Christoph Messner / 02.02.2014

Sehr geehrter Herr Szpilman, Ihr Aufsatz über offensichtliche erneute Salonfähigwerden des Antisemitismus unter der Maske der Israelkritik listet einige Fakten über heutige politische Andenkenrituale korrekt auf. Doch ich glaube, er geht nicht ganz in die Tiefe, weil er nicht die Motive der “Israelkritiker” untersucht. Immerhin könnte es ja tatsächlich sein, daß so einiges an der herrschenden Politik Israels oder mächtiger jüdischer Zentralbänker oder Medienmogule in USA oder meinungsmachender Zentralräte oder Rabbis zu kritisieren ist!

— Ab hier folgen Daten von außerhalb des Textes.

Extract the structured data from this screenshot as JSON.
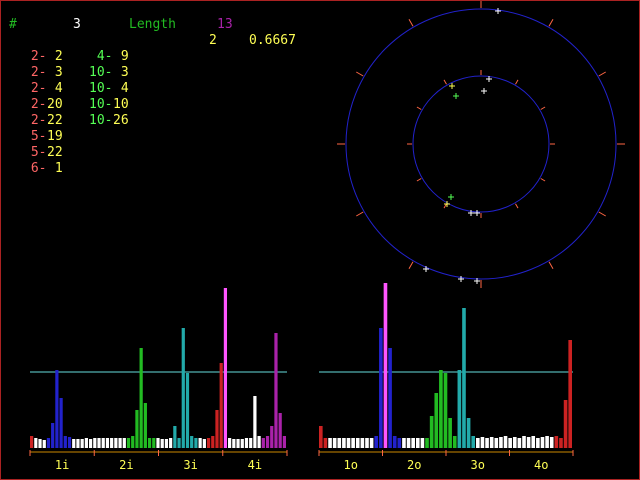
{
  "colors": {
    "red": "#cc2222",
    "salmon": "#ff6666",
    "yellow": "#ffff55",
    "green": "#22bb22",
    "lightgreen": "#55ff55",
    "cyan": "#22aaaa",
    "blue": "#2222cc",
    "magenta": "#aa22aa",
    "pink": "#ff55ff",
    "white": "#ffffff",
    "circle": "#2222cc",
    "tick": "#ff6644",
    "hline": "#66dddd"
  },
  "header": {
    "hash": "#",
    "count": "3",
    "length_label": "Length",
    "length_value": "13",
    "ratio_num": "2",
    "ratio_value": "0.6667"
  },
  "pairs": [
    {
      "a": "2",
      "b": "2",
      "ca": "salmon",
      "cb": "yellow"
    },
    {
      "a": "2",
      "b": "3",
      "ca": "salmon",
      "cb": "yellow"
    },
    {
      "a": "2",
      "b": "4",
      "ca": "salmon",
      "cb": "yellow"
    },
    {
      "a": "2",
      "b": "20",
      "ca": "salmon",
      "cb": "yellow"
    },
    {
      "a": "2",
      "b": "22",
      "ca": "salmon",
      "cb": "yellow"
    },
    {
      "a": "5",
      "b": "19",
      "ca": "salmon",
      "cb": "yellow"
    },
    {
      "a": "5",
      "b": "22",
      "ca": "salmon",
      "cb": "yellow"
    },
    {
      "a": "6",
      "b": "1",
      "ca": "salmon",
      "cb": "yellow"
    },
    {
      "a": "4",
      "b": "9",
      "ca": "lightgreen",
      "cb": "yellow"
    },
    {
      "a": "10",
      "b": "3",
      "ca": "lightgreen",
      "cb": "yellow"
    },
    {
      "a": "10",
      "b": "4",
      "ca": "lightgreen",
      "cb": "yellow"
    },
    {
      "a": "10",
      "b": "10",
      "ca": "lightgreen",
      "cb": "yellow"
    },
    {
      "a": "10",
      "b": "26",
      "ca": "lightgreen",
      "cb": "yellow"
    }
  ],
  "hist_left_labels": [
    "1i",
    "2i",
    "3i",
    "4i"
  ],
  "hist_right_labels": [
    "1o",
    "2o",
    "3o",
    "4o"
  ],
  "hist_left": [
    {
      "h": 12,
      "c": "red"
    },
    {
      "h": 10,
      "c": "white"
    },
    {
      "h": 9,
      "c": "white"
    },
    {
      "h": 8,
      "c": "white"
    },
    {
      "h": 10,
      "c": "blue"
    },
    {
      "h": 25,
      "c": "blue"
    },
    {
      "h": 78,
      "c": "blue"
    },
    {
      "h": 50,
      "c": "blue"
    },
    {
      "h": 12,
      "c": "blue"
    },
    {
      "h": 11,
      "c": "blue"
    },
    {
      "h": 9,
      "c": "white"
    },
    {
      "h": 9,
      "c": "white"
    },
    {
      "h": 9,
      "c": "white"
    },
    {
      "h": 10,
      "c": "white"
    },
    {
      "h": 9,
      "c": "white"
    },
    {
      "h": 10,
      "c": "white"
    },
    {
      "h": 10,
      "c": "white"
    },
    {
      "h": 10,
      "c": "white"
    },
    {
      "h": 10,
      "c": "white"
    },
    {
      "h": 10,
      "c": "white"
    },
    {
      "h": 10,
      "c": "white"
    },
    {
      "h": 10,
      "c": "white"
    },
    {
      "h": 10,
      "c": "white"
    },
    {
      "h": 10,
      "c": "green"
    },
    {
      "h": 12,
      "c": "green"
    },
    {
      "h": 38,
      "c": "green"
    },
    {
      "h": 100,
      "c": "green"
    },
    {
      "h": 45,
      "c": "green"
    },
    {
      "h": 10,
      "c": "green"
    },
    {
      "h": 10,
      "c": "green"
    },
    {
      "h": 10,
      "c": "white"
    },
    {
      "h": 9,
      "c": "white"
    },
    {
      "h": 9,
      "c": "white"
    },
    {
      "h": 10,
      "c": "white"
    },
    {
      "h": 22,
      "c": "cyan"
    },
    {
      "h": 10,
      "c": "cyan"
    },
    {
      "h": 120,
      "c": "cyan"
    },
    {
      "h": 75,
      "c": "cyan"
    },
    {
      "h": 12,
      "c": "cyan"
    },
    {
      "h": 10,
      "c": "cyan"
    },
    {
      "h": 10,
      "c": "white"
    },
    {
      "h": 9,
      "c": "white"
    },
    {
      "h": 10,
      "c": "red"
    },
    {
      "h": 12,
      "c": "red"
    },
    {
      "h": 38,
      "c": "red"
    },
    {
      "h": 85,
      "c": "red"
    },
    {
      "h": 160,
      "c": "pink"
    },
    {
      "h": 10,
      "c": "white"
    },
    {
      "h": 9,
      "c": "white"
    },
    {
      "h": 9,
      "c": "white"
    },
    {
      "h": 9,
      "c": "white"
    },
    {
      "h": 10,
      "c": "white"
    },
    {
      "h": 10,
      "c": "white"
    },
    {
      "h": 52,
      "c": "white"
    },
    {
      "h": 12,
      "c": "white"
    },
    {
      "h": 10,
      "c": "magenta"
    },
    {
      "h": 12,
      "c": "magenta"
    },
    {
      "h": 22,
      "c": "magenta"
    },
    {
      "h": 115,
      "c": "magenta"
    },
    {
      "h": 35,
      "c": "magenta"
    },
    {
      "h": 12,
      "c": "magenta"
    }
  ],
  "hist_right": [
    {
      "h": 22,
      "c": "red"
    },
    {
      "h": 10,
      "c": "red"
    },
    {
      "h": 10,
      "c": "white"
    },
    {
      "h": 10,
      "c": "white"
    },
    {
      "h": 10,
      "c": "white"
    },
    {
      "h": 10,
      "c": "white"
    },
    {
      "h": 10,
      "c": "white"
    },
    {
      "h": 10,
      "c": "white"
    },
    {
      "h": 10,
      "c": "white"
    },
    {
      "h": 10,
      "c": "white"
    },
    {
      "h": 10,
      "c": "white"
    },
    {
      "h": 10,
      "c": "white"
    },
    {
      "h": 12,
      "c": "blue"
    },
    {
      "h": 120,
      "c": "blue"
    },
    {
      "h": 165,
      "c": "pink"
    },
    {
      "h": 100,
      "c": "blue"
    },
    {
      "h": 12,
      "c": "blue"
    },
    {
      "h": 10,
      "c": "blue"
    },
    {
      "h": 10,
      "c": "white"
    },
    {
      "h": 10,
      "c": "white"
    },
    {
      "h": 10,
      "c": "white"
    },
    {
      "h": 10,
      "c": "white"
    },
    {
      "h": 10,
      "c": "white"
    },
    {
      "h": 10,
      "c": "green"
    },
    {
      "h": 32,
      "c": "green"
    },
    {
      "h": 55,
      "c": "green"
    },
    {
      "h": 78,
      "c": "green"
    },
    {
      "h": 75,
      "c": "green"
    },
    {
      "h": 30,
      "c": "green"
    },
    {
      "h": 12,
      "c": "green"
    },
    {
      "h": 78,
      "c": "cyan"
    },
    {
      "h": 140,
      "c": "cyan"
    },
    {
      "h": 30,
      "c": "cyan"
    },
    {
      "h": 12,
      "c": "cyan"
    },
    {
      "h": 10,
      "c": "white"
    },
    {
      "h": 11,
      "c": "white"
    },
    {
      "h": 10,
      "c": "white"
    },
    {
      "h": 11,
      "c": "white"
    },
    {
      "h": 10,
      "c": "white"
    },
    {
      "h": 11,
      "c": "white"
    },
    {
      "h": 12,
      "c": "white"
    },
    {
      "h": 10,
      "c": "white"
    },
    {
      "h": 11,
      "c": "white"
    },
    {
      "h": 10,
      "c": "white"
    },
    {
      "h": 12,
      "c": "white"
    },
    {
      "h": 11,
      "c": "white"
    },
    {
      "h": 12,
      "c": "white"
    },
    {
      "h": 10,
      "c": "white"
    },
    {
      "h": 11,
      "c": "white"
    },
    {
      "h": 12,
      "c": "white"
    },
    {
      "h": 11,
      "c": "white"
    },
    {
      "h": 12,
      "c": "red"
    },
    {
      "h": 10,
      "c": "red"
    },
    {
      "h": 48,
      "c": "red"
    },
    {
      "h": 108,
      "c": "red"
    }
  ]
}
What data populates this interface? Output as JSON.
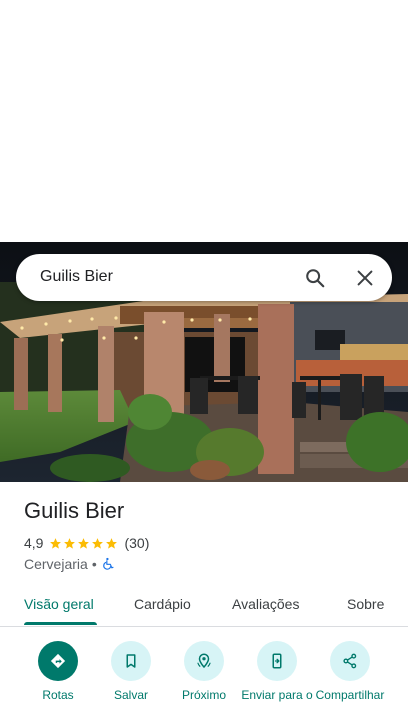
{
  "search": {
    "value": "Guilis Bier"
  },
  "place": {
    "name": "Guilis Bier",
    "rating": "4,9",
    "stars": 5,
    "reviews": "(30)",
    "category": "Cervejaria",
    "separator": "•",
    "accessibility_icon": "wheelchair-icon"
  },
  "tabs": [
    {
      "label": "Visão geral",
      "active": true
    },
    {
      "label": "Cardápio"
    },
    {
      "label": "Avaliações"
    },
    {
      "label": "Sobre"
    }
  ],
  "actions": [
    {
      "label": "Rotas",
      "icon": "directions-icon"
    },
    {
      "label": "Salvar",
      "icon": "bookmark-icon"
    },
    {
      "label": "Próximo",
      "icon": "nearby-icon"
    },
    {
      "label": "Enviar para o",
      "icon": "send-to-phone-icon"
    },
    {
      "label": "Compartilhar",
      "icon": "share-icon"
    }
  ],
  "colors": {
    "accent": "#00796b",
    "action_bg": "#d7f4f6",
    "star": "#fbbc04"
  }
}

Was Sie doch eigentlich an diesen “antisemitischen Israelkritikern” vermissen, ist, daß sie mehr Verständnis für die strategische Lage Israels, für religiöse oder politische oder historische Empfindungen von Juden aufbringen und trendiger Propaganda nicht auf den Leim gehen sollten. Aber, mal knallhart gefragt, warum sollten diejenigen, denen Sie Antisemitismus vorwerfen, sich überhaupt mit einem so “unwichtigen”, weil weltweit betrachtet winzigen Volk auseinandersetzen, und dessen Geschichte und Religion und Sensibilitäten auch noch vollends verstehen? Gibt es ein Volk, daß laufend mehr Wind um seiner selbst macht, als das jüdische? Ich denke, ohne ein wachsendes Maß an Selbstkritik unter Juden und öffentlich geäußerter, kritischer Debatte von Juden über ihre Politik, Religion und Gefühle, wird sich das Ausmaß des Antisemitismus weltweit kaum reduzieren. Eines der schlimmsten Eigentore, das jüdische Offizielle meiner Meinung nach am häufigsten schießen, ist, sich als Gedankenpolizei aufzuspielen, die Medien zu kontrollieren, über ihre Geheimdienste und Atombomben zu drohen, sich mit Kulisse der Unbesiegbarkeit aufzuplustern, und gleichzeitig nichts aus dem Alltagsleben der Juden und Israelis zu zeigen, insbesondere aus den religiösen Praktiken, wo eventuell auch mal einige Schwächen oder interne Debatten gezeigt würden. Sich nicht in die Karten und Geldgeschäfte schauen lassen. So etwas schafft kein Vertrauen oder Verständnis. Mit freundlichen Grüßen, Christoph Messner, York, Pennsylvania

Ludwig Csepai / 01.02.2014

“Vergleicht jedoch Nationalrat Geri Müller (Grüne) aberwitzig die Lage im Gazastreifen mit dem Holocaust, wird er als Israel-Kritiker ernst genommen. Die Haltung zu Israel ist zur Gretchenfrage geworden. Will man wissen, wie jemand zum Judentum steht, fragt man ihn nach Israel. Höhere Massstäbe an das Land zu stellen, den Konflikt mit den arabischen Staaten als Schuld Israels abzuhaken, Zionismus als «Verbrechertum» – «Weltverschwörung» zu betiteln, oder sogar Israels Existenzrecht zu relativieren, entlarvt den modernen Antisemiten.” Danke, genau am Punkt.